Often libraries are shared free of charge, openly, and this is the case of Arduino.

Some libraries are “Arduino official libraries”, curated by the Arduino team.

The official libraries can be found on this page: https://www.arduino.cc/reference/en/libraries/ and their source code is available on GitHub at https://github.com/arduino-libraries.

Since they are on GitHub, it’s easy to start collaborating on them, too, to submit fixes and improvements.

Official libraries are very easy to include in our project.

In the Arduino IDE Sketch menu, select Include Library, and you will see a list of Arduino libraries included by default.

Pick one, for example Servo:

This will add a #include <Servo.h> line on top of the file, and you’re ready to go.

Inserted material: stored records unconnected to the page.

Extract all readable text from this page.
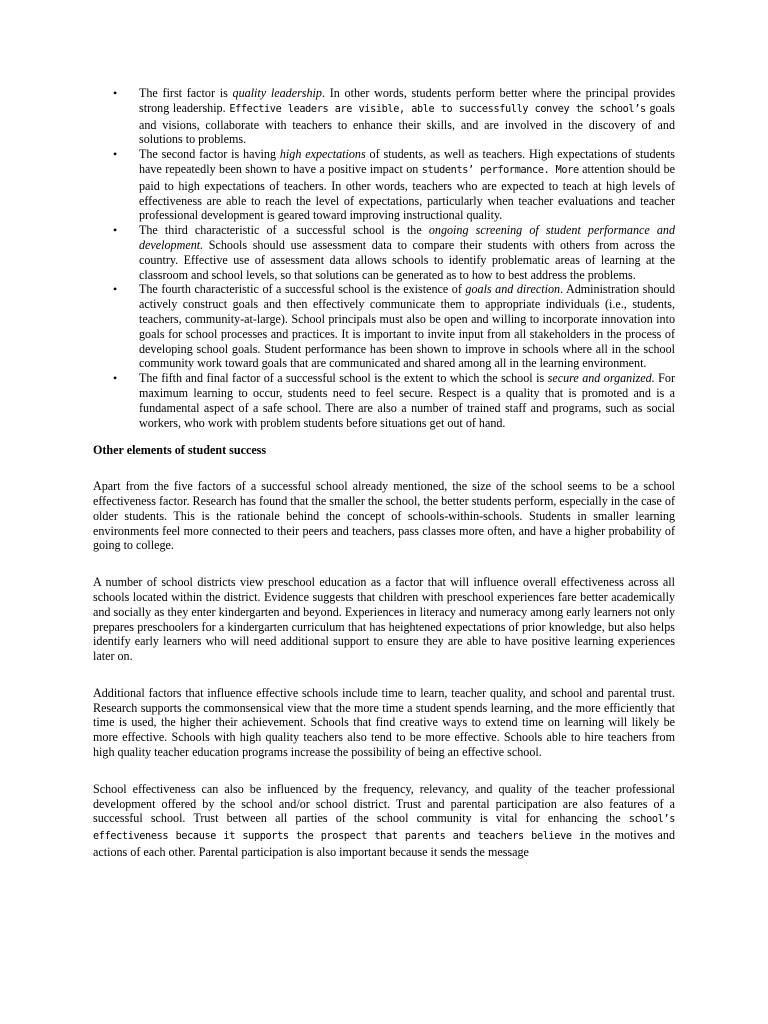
• The first factor is quality leadership. In other words, students perform better where the principal provides strong leadership. Effective leaders are visible, able to successfully convey the school’s goals and visions, collaborate with teachers to enhance their skills, and are involved in the discovery of and solutions to problems.
• The second factor is having high expectations of students, as well as teachers. High expectations of students have repeatedly been shown to have a positive impact on students’ performance. More attention should be paid to high expectations of teachers. In other words, teachers who are expected to teach at high levels of effectiveness are able to reach the level of expectations, particularly when teacher evaluations and teacher professional development is geared toward improving instructional quality.
• The third characteristic of a successful school is the ongoing screening of student performance and development. Schools should use assessment data to compare their students with others from across the country. Effective use of assessment data allows schools to identify problematic areas of learning at the classroom and school levels, so that solutions can be generated as to how to best address the problems.
• The fourth characteristic of a successful school is the existence of goals and direction. Administration should actively construct goals and then effectively communicate them to appropriate individuals (i.e., students, teachers, community-at-large). School principals must also be open and willing to incorporate innovation into goals for school processes and practices. It is important to invite input from all stakeholders in the process of developing school goals. Student performance has been shown to improve in schools where all in the school community work toward goals that are communicated and shared among all in the learning environment.
• The fifth and final factor of a successful school is the extent to which the school is secure and organized. For maximum learning to occur, students need to feel secure. Respect is a quality that is promoted and is a fundamental aspect of a safe school. There are also a number of trained staff and programs, such as social workers, who work with problem students before situations get out of hand.
Other elements of student success

Apart from the five factors of a successful school already mentioned, the size of the school seems to be a school effectiveness factor. Research has found that the smaller the school, the better students perform, especially in the case of older students. This is the rationale behind the concept of schools-within-schools. Students in smaller learning environments feel more connected to their peers and teachers, pass classes more often, and have a higher probability of going to college.

A number of school districts view preschool education as a factor that will influence overall effectiveness across all schools located within the district. Evidence suggests that children with preschool experiences fare better academically and socially as they enter kindergarten and beyond. Experiences in literacy and numeracy among early learners not only prepares preschoolers for a kindergarten curriculum that has heightened expectations of prior knowledge, but also helps identify early learners who will need additional support to ensure they are able to have positive learning experiences later on.

Additional factors that influence effective schools include time to learn, teacher quality, and school and parental trust. Research supports the commonsensical view that the more time a student spends learning, and the more efficiently that time is used, the higher their achievement. Schools that find creative ways to extend time on learning will likely be more effective. Schools with high quality teachers also tend to be more effective. Schools able to hire teachers from high quality teacher education programs increase the possibility of being an effective school.

School effectiveness can also be influenced by the frequency, relevancy, and quality of the teacher professional development offered by the school and/or school district. Trust and parental participation are also features of a successful school. Trust between all parties of the school community is vital for enhancing the school’s effectiveness because it supports the prospect that parents and teachers believe in the motives and actions of each other. Parental participation is also important because it sends the message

You can include more libraries through the Library manager, which you can open from the menu Tools and Manage libraries...:

Some libraries are built and maintained by the community, and they do not have a centralized place where they can be found.

Google is a good place where to find those libraries.

Sometimes you need to include a library that’s not official and not included in the Library manager.

In this case in the Arduino IDE Sketch menu, select Include Library, and then choose Add .ZIP library to load a library from a zip file.

After you load it, you will see it listed in the Contributed libraries section in the menu.